In relation to the primary outcomes of interest, there was no evidence of a difference between the exercise-based rehabilitation group and control groups for all-cause mortality (based on one trial of low-quality evidence at the end of the intervention and three trials of very low-quality evidence at the longest available follow-up) and serious adverse events (based on two trials of low-quality evidence at the end of the intervention and three trials of very low-quality evidence at the longest available follow-up). Five trials reported on the health-related quality of life at the end of the intervention; however, due to variation in reporting, meta-analysis was not possible. The findings of the studies indicated little or no evidence of a difference between the intervention and control groups.

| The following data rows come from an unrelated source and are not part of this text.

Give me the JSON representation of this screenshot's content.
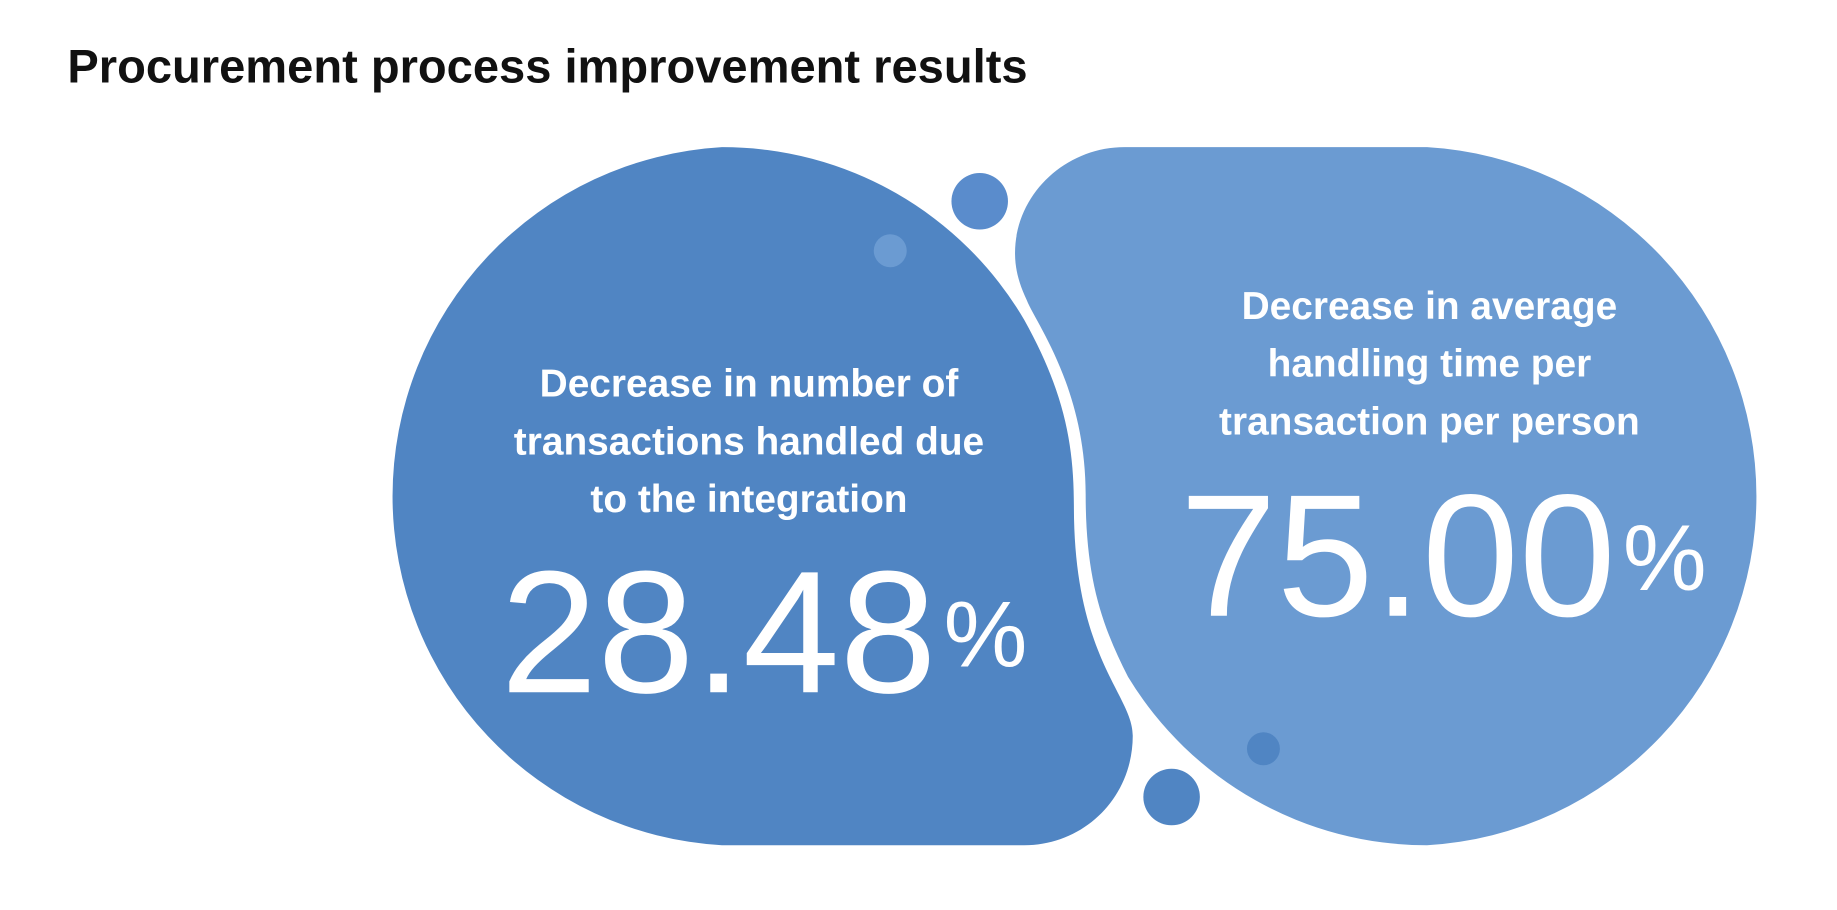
{
  "title": "Procurement process improvement results",
  "items": [
    {
      "label_lines": [
        "Decrease in number of",
        "transactions handled due",
        "to the integration"
      ],
      "value": "28.48",
      "unit": "%"
    },
    {
      "label_lines": [
        "Decrease in average",
        "handling time per",
        "transaction per person"
      ],
      "value": "75.00",
      "unit": "%"
    }
  ]
}
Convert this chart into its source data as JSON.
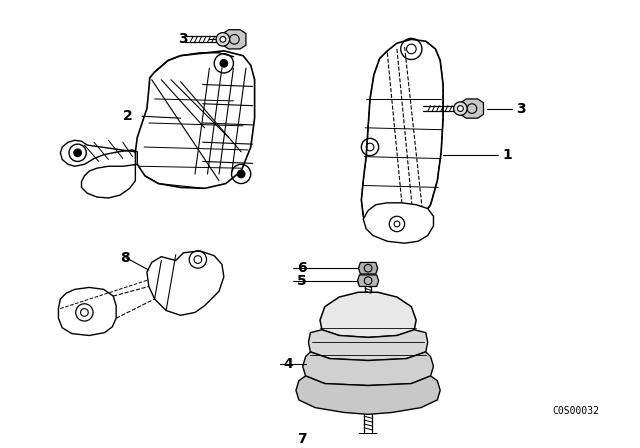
{
  "background_color": "#ffffff",
  "line_color": "#000000",
  "diagram_code": "C0S00032",
  "fig_width": 6.4,
  "fig_height": 4.48,
  "dpi": 100
}
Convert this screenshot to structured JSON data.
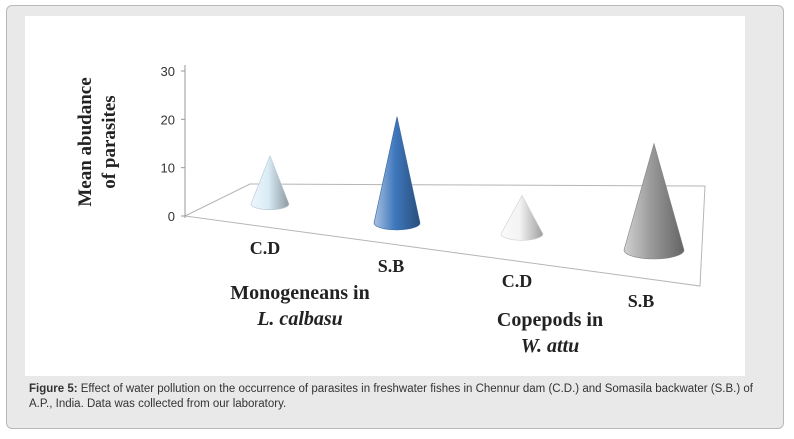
{
  "chart_data": {
    "type": "bar",
    "bar_shape": "cone-3d",
    "title": "",
    "ylabel_lines": [
      "Mean abudance",
      "of parasites"
    ],
    "ylim": [
      0,
      30
    ],
    "yticks": [
      "0",
      "10",
      "20",
      "30"
    ],
    "grid": false,
    "categories": [
      "C.D",
      "S.B",
      "C.D",
      "S.B"
    ],
    "groups": [
      {
        "label_lines": [
          "Monogeneans in",
          "L. calbasu"
        ],
        "italic_line": 1
      },
      {
        "label_lines": [
          "Copepods in",
          "W. attu"
        ],
        "italic_line": 1
      }
    ],
    "series": [
      {
        "values": [
          10,
          22,
          8,
          22
        ]
      }
    ],
    "bar_colors": [
      "#d9ecf6",
      "#3f78bd",
      "#f3f3f3",
      "#9a9a9a"
    ]
  },
  "caption": {
    "label": "Figure 5:",
    "text": " Effect of water pollution on the occurrence of parasites in freshwater fishes in Chennur dam (C.D.) and Somasila backwater (S.B.) of A.P., India. Data was collected from our laboratory."
  }
}
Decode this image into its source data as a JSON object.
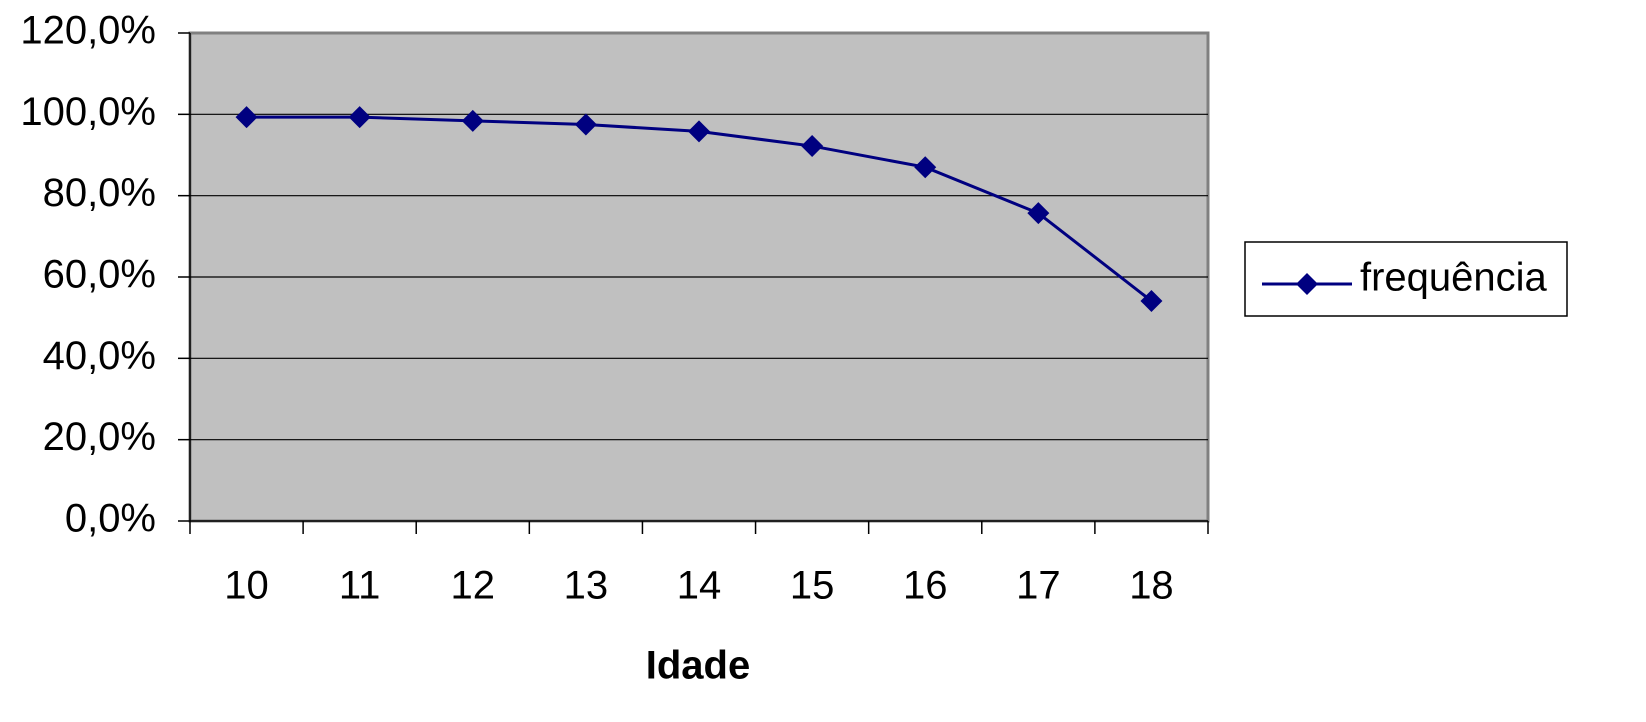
{
  "chart_data": {
    "type": "line",
    "x_label": "Idade",
    "categories": [
      "10",
      "11",
      "12",
      "13",
      "14",
      "15",
      "16",
      "17",
      "18"
    ],
    "series": [
      {
        "name": "frequência",
        "color": "#000080",
        "values": [
          99.3,
          99.3,
          98.4,
          97.5,
          95.8,
          92.2,
          87.0,
          75.7,
          54.1
        ]
      }
    ],
    "ylim": [
      0,
      120
    ],
    "yticks": [
      {
        "value": 0,
        "label": "0,0%"
      },
      {
        "value": 20,
        "label": "20,0%"
      },
      {
        "value": 40,
        "label": "40,0%"
      },
      {
        "value": 60,
        "label": "60,0%"
      },
      {
        "value": 80,
        "label": "80,0%"
      },
      {
        "value": 100,
        "label": "100,0%"
      },
      {
        "value": 120,
        "label": "120,0%"
      }
    ],
    "grid": true,
    "legend": "right",
    "plot_background": "#c0c0c0"
  }
}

The reported secondary outcomes of interest included exercise capacity at the end of the intervention, ICD anti-tachycardia pacing, ICD shock, non-serious adverse events, employment and cost-effectiveness. The findings reported no difference between groups except for exercise capacity at the end of the intervention, where the evidence reported an increase in exercise capacity favouring the intervention; however, the authors recommended interpreting this finding with caution, as exercise capacity is a surrogate outcome with questionable clinical significance.
Conclusions
In patients with an ICD for the prevention of sudden cardiac death, there was no evidence demonstrating a benefit in exercise-based cardiac rehabilitation programmes compared with no exercise in terms of all-cause mortality, serious adverse events, health-related quality of life, ICD anti-tachycardia pacing, ICD shock, non-serious adverse events and employment. The findings of Nielsen et al's review (2019) provide very low-quality evidence that patients following exercise-based cardiac rehabilitation experience a higher exercise capacity compared with the no exercise control. The high risk of bias and low level of certainty of the evidence limits the generalisability of these findings.
Implications for practice
The benefits of exercise-based cardiac rehabilitation programmes for adults with an ICD for the prevention of sudden cardiac death remains unclear. There is no demonstrated benefit for these programmes on any of the measured outcomes except, for a potentially positive effect on exercise capacity at the end of the intervention. The quality of the evidence supporting these findings makes it difficult to transfer recommendations to clinical practice. What is known is that cardiac rehabilitation programmes are a complex and often multifaceted intervention (addressing physical, mental and social aspects) (Anderson et al, 2016). The studies in Nielsen et al's review (2019) primarily (with the exemption of two studies) examined physical exercise as a single-component rehabilitation programme. The findings of the review highlight that exercise-based cardiac rehabilitation appears safe with regard to ICD shocks, with no ICD shocks reported during exercise; however, further research from well-designed, adequately powered studies is required to provide evidence of higher certainty on the impact of exercise in patients with an ICD.